The company revealed that pre-tax profits jumped by 73.5% to £73.9m for the year to July 28, compared with the previous year

Wetherspoon has reported a substantial profit surge over the past year, with booming customer demand contributing to a significant revenue increase.

The chain saw its pre-tax profits rise by 73.5% to £73.9m for the year ending July 28, outperforming the previous year’s figures. This comes alongside a 5.7% revenue spike to £2.04bn, driven by a 7.6% climb in like-for-like sales. The improved rate of sales at its pubs was slightly offset by a decrease in its number of pub sites, after the group sold 18 pubs and terminated the lease on a further nine. It also opened two sites.

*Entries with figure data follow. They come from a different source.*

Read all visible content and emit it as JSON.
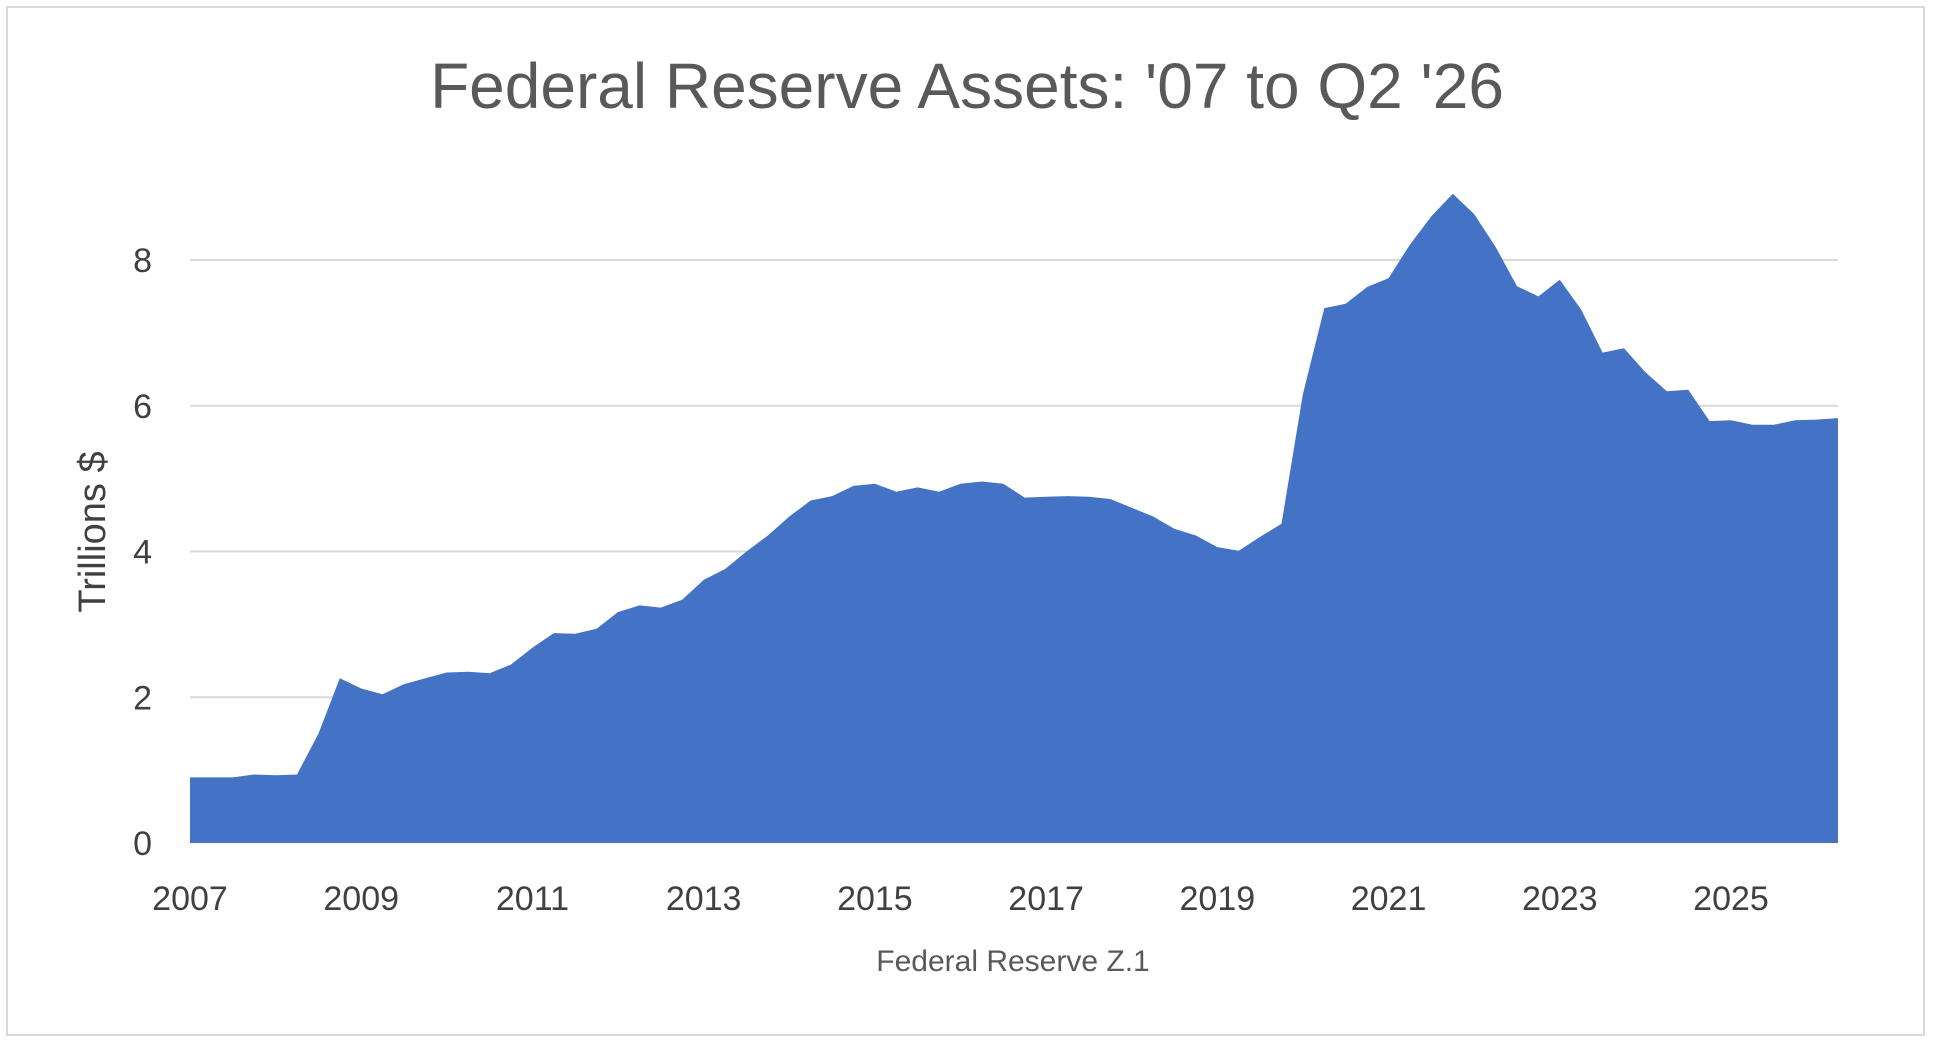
{
  "chart_data": {
    "type": "area",
    "title": "Federal Reserve Assets: '07 to Q2 '26",
    "xlabel": "Federal Reserve Z.1",
    "ylabel": "Trillions $",
    "ylim": [
      0,
      9.4
    ],
    "xlim": [
      2007,
      2026.25
    ],
    "yticks": [
      0,
      2,
      4,
      6,
      8
    ],
    "xticks": [
      2007,
      2009,
      2011,
      2013,
      2015,
      2017,
      2019,
      2021,
      2023,
      2025
    ],
    "grid": true,
    "legend": "none",
    "color": "#4472c4",
    "x": [
      2007.0,
      2007.25,
      2007.5,
      2007.75,
      2008.0,
      2008.25,
      2008.5,
      2008.75,
      2009.0,
      2009.25,
      2009.5,
      2009.75,
      2010.0,
      2010.25,
      2010.5,
      2010.75,
      2011.0,
      2011.25,
      2011.5,
      2011.75,
      2012.0,
      2012.25,
      2012.5,
      2012.75,
      2013.0,
      2013.25,
      2013.5,
      2013.75,
      2014.0,
      2014.25,
      2014.5,
      2014.75,
      2015.0,
      2015.25,
      2015.5,
      2015.75,
      2016.0,
      2016.25,
      2016.5,
      2016.75,
      2017.0,
      2017.25,
      2017.5,
      2017.75,
      2018.0,
      2018.25,
      2018.5,
      2018.75,
      2019.0,
      2019.25,
      2019.5,
      2019.75,
      2020.0,
      2020.25,
      2020.5,
      2020.75,
      2021.0,
      2021.25,
      2021.5,
      2021.75,
      2022.0,
      2022.25,
      2022.5,
      2022.75,
      2023.0,
      2023.25,
      2023.5,
      2023.75,
      2024.0,
      2024.25,
      2024.5,
      2024.75,
      2025.0,
      2025.25,
      2025.5,
      2025.75,
      2026.0,
      2026.25
    ],
    "values": [
      0.9,
      0.9,
      0.9,
      0.94,
      0.93,
      0.94,
      1.5,
      2.26,
      2.12,
      2.04,
      2.18,
      2.26,
      2.34,
      2.35,
      2.33,
      2.45,
      2.68,
      2.88,
      2.87,
      2.94,
      3.17,
      3.26,
      3.23,
      3.34,
      3.61,
      3.76,
      4.0,
      4.22,
      4.48,
      4.7,
      4.76,
      4.9,
      4.93,
      4.82,
      4.88,
      4.82,
      4.93,
      4.96,
      4.93,
      4.74,
      4.75,
      4.76,
      4.75,
      4.72,
      4.6,
      4.48,
      4.31,
      4.22,
      4.06,
      4.01,
      4.2,
      4.38,
      6.16,
      7.34,
      7.4,
      7.63,
      7.75,
      8.21,
      8.6,
      8.91,
      8.63,
      8.18,
      7.64,
      7.5,
      7.73,
      7.32,
      6.73,
      6.79,
      6.46,
      6.2,
      6.22,
      5.79,
      5.8,
      5.74,
      5.74,
      5.8,
      5.81,
      5.83
    ]
  }
}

Three more pubs are currently listed as for sale – the Pontlottyn in Abertillery, the Ivor Davies in Cardiff and the Market Cross in Holywell. Just because a pub is for sale, it doesn’t mean it will definitely go on to be sold – and even if it does, it could end up still being run as a pub.

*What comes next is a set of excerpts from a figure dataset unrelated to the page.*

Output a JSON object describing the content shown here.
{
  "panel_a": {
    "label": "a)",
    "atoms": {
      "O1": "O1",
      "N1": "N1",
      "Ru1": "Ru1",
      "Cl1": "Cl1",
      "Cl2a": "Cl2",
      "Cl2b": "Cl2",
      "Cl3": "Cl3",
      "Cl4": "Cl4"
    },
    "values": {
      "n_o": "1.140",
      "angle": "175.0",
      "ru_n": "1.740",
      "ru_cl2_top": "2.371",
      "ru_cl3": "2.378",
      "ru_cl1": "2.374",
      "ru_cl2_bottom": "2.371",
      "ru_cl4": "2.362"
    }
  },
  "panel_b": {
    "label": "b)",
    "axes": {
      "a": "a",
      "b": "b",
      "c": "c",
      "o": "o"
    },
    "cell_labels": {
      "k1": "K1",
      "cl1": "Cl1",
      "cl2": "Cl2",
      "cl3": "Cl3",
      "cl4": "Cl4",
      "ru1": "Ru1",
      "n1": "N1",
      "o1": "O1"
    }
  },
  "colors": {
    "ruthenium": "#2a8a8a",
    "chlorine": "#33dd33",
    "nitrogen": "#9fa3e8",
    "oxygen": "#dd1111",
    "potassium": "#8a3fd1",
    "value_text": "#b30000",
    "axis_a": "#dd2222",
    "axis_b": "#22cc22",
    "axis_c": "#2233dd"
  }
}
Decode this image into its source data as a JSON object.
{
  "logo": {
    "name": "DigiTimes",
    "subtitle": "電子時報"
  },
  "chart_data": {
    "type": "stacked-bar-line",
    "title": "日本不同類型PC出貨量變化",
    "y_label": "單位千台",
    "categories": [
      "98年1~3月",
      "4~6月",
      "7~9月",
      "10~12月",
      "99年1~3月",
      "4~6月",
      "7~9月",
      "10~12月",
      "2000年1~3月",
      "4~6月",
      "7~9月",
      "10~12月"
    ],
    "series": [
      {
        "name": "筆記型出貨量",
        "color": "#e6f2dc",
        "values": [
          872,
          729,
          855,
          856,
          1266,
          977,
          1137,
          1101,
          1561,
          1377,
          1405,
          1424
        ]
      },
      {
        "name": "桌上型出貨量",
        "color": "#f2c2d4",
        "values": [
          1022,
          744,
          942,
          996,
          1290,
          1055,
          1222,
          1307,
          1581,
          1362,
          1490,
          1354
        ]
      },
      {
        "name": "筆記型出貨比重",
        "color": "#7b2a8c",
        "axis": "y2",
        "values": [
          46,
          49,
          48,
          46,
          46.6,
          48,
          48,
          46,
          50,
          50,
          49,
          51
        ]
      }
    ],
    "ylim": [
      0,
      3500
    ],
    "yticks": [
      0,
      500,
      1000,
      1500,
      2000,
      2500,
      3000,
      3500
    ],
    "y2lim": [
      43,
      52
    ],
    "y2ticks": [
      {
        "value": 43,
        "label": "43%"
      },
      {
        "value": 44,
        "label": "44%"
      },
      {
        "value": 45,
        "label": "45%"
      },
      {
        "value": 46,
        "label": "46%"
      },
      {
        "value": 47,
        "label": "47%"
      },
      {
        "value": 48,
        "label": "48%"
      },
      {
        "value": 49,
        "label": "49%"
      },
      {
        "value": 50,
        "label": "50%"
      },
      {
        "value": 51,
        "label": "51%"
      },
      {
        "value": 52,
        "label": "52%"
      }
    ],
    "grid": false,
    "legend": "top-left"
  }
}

There are 14 more pubs under offer: The Asparagus in Battersea, the Wrong ‘Un in Bexleyheath, the Gate House in Doncaster, the Jolly Sailor in Bristol, the Mock Beggar in Moreton, the Alfred Herring in London, the Cross Keys in Peebles, the Sir Norman Rae in Shipley, the White Hart on Todmorden, the Span Lane Vaults in Chesterfield, the Lord Arthur Lee in Fareham, the Regent in Kirkby, the Sir Daniel Armjs in Swindon and Hain Lane in St Ives.

Tim Martin, the chairman of JD Wetherspoon, said: “Sales continue to improve. In the last nine weeks, to September 29 2024, like-for-like sales increased by 4.9%. The company currently anticipates a reasonable outcome for the current financial year, subject to our future sales performance.”

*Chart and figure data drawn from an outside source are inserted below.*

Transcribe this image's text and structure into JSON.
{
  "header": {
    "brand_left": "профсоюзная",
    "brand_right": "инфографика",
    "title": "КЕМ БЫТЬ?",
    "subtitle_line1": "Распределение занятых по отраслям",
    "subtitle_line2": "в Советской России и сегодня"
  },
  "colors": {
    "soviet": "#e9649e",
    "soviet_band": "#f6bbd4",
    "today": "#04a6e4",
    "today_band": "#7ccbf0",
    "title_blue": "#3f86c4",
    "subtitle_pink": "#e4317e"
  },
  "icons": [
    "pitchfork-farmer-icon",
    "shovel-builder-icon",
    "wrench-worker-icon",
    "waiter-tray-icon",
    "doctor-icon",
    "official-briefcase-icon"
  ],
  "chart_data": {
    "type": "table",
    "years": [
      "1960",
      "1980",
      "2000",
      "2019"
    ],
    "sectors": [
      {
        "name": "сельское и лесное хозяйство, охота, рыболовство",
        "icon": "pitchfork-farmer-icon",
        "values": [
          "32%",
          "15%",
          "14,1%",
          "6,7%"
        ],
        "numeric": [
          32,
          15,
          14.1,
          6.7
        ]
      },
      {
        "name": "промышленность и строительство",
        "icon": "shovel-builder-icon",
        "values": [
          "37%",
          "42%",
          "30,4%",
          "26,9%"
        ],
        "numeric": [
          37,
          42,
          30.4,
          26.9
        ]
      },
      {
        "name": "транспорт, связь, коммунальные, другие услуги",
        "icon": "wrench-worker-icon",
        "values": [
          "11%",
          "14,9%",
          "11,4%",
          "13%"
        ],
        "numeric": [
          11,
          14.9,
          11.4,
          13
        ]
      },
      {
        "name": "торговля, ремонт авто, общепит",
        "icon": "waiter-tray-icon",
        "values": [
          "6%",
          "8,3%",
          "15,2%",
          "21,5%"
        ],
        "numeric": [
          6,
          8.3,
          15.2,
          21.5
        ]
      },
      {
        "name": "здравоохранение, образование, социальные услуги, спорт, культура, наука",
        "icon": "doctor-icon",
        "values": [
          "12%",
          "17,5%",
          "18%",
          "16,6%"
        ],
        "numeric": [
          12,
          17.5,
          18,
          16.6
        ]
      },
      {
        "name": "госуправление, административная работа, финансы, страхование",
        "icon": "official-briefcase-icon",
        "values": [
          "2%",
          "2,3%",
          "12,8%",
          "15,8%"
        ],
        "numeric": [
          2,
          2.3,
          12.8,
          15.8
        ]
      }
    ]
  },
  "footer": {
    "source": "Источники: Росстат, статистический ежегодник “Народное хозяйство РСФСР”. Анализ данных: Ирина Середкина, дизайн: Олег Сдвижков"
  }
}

Charlie Huggins, manager of the ‘Quality Shares Portfolio’ at Wealth Club, said: “Wetherspoons has enjoyed a good year, reporting a significant recovery in sales and profits and a return to the dividend register. With many pub and restaurant companies struggling in the current environment, this is an impressive performance.

“Despite the challenging economy, consumers are still spending. However, they are becoming increasingly discerning. Wetherspoon’s commitment to low prices and doing the basics well are helping to keep punters loyal.

“The backdrop still remains very difficult, with the rise in wages posing a considerable cost headwind for the sector. But Wetherspoons looks better placed than its rivals to shoulder this. With interest rates now starting to come down and inflation moderating, the outlook for the consumer also looks better than it has for some time.

“In an environment where the strong seem likely to get stronger, Wetherspoons looks well placed to grow market share and sustain its recent sales momentum.”